The watchdog timer feature enables a two-step watchdog mechanism on hardware. It consists of a lower-level system layer provided by the driver, that exposes a DDI, and a higher-level layer that hides the DDI and provides an easier API for any user program. The watchdog itself has two steps:
If the watchdog is not patted within a certain delay, an interrupt handler provided by the system is invoked. This interrupt handler attempts to shut down the system and to perform a system dump of the node to collect evidence of the problem.
If the interrupt step gets stuck or lasts too long, the watchdog resets the board, causing it to reboot.
The watchdog is either started by the system at system initialization or possibly by the boot loader. It is expected that a dedicated user-level process will be responsible for patting the watchdog throughout the normal life of the system. A failure in the patting process will lead to the interrupt step of the watchdog mechanism.
To cope gracefully with transitions at initialization time, as well as at system shut-down time, the system is designed to pat the watchdog by itself for a configurable amount of time at system initialization and system shut down. During these periods, where a patting process in user mode might not be possible, the system will play that role implicitly.
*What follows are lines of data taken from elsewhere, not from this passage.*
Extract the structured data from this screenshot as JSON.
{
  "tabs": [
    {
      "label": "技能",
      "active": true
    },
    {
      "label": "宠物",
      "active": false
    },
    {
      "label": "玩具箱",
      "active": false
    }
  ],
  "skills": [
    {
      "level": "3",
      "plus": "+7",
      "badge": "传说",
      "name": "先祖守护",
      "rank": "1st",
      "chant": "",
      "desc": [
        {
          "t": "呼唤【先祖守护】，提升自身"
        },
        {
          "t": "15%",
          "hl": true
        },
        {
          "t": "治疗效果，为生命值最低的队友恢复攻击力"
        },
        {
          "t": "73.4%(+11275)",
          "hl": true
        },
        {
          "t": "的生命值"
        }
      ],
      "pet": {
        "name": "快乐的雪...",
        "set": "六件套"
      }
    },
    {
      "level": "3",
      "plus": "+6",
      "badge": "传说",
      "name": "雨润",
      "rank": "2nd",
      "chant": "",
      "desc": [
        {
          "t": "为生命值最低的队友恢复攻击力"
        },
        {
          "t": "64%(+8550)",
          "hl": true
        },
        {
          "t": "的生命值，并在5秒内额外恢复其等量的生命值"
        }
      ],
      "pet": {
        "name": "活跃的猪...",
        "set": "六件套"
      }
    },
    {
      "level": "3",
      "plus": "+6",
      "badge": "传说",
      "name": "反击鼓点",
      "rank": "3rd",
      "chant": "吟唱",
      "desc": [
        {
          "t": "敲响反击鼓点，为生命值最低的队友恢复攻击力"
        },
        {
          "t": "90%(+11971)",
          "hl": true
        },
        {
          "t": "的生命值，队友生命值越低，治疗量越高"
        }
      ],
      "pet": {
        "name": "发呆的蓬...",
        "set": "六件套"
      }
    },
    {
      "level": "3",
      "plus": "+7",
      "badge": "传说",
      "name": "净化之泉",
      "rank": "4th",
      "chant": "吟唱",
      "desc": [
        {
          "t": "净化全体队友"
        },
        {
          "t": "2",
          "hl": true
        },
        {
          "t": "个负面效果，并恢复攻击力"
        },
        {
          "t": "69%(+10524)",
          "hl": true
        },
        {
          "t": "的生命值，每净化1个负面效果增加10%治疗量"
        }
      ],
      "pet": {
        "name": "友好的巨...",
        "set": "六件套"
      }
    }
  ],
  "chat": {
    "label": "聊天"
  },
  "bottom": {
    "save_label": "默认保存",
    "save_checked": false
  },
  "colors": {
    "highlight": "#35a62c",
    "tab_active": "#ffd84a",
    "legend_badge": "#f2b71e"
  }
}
However, the duration of these initialization and shut-down periods is bound to system configurable values, so it is impossible for initialization to reach the point where the user-level patting process begins without the watchdog interrupt occurring. Similarly, shut down is guaranteed to be bound, or the watchdog interrupt will occur.
Some hardware can support more than one watchdog. The API copes with such situations by associating handles to watchdogs. The WDT feature API is similar to the watchdog API for the Solaris operating environment.
For details on watchdog timer, see the WDT(5FEA) man page.
The watchdog timer API is summarized in the following table:
Function |
Description |
---|---|
wdt_pat() |
Pat (reload) the watchdog timer |
wdt_alloc() |
Allocate a watchdog timer |
wdt_realloc() |
Reallocate a watchdog timer |
wdt_free() |
Disarm and free a watchdog timer |
wdt_get_maxinterval() |
Get the maximum limit (hardware) of a watchdog |
wdt_set_interval() |
Set the interval duration of a watchdog |
wdt_get_interval() |
Get the interval duration of a watchdog |
wdt_arm() |
Arm a watchdog |
wdt_disarm() |
Disarm a watchdog |
wdt_is_armed() |
Check whether a watchdog is armed |
wdt_startup_commit() |
Tells the system the initialiazation phase is over |
wdt_shutdown() |
Tells the system to start patting for shut down |
The wdt_realloc() function enables a process to regain control over a watchdog allocated by a possibly dead process.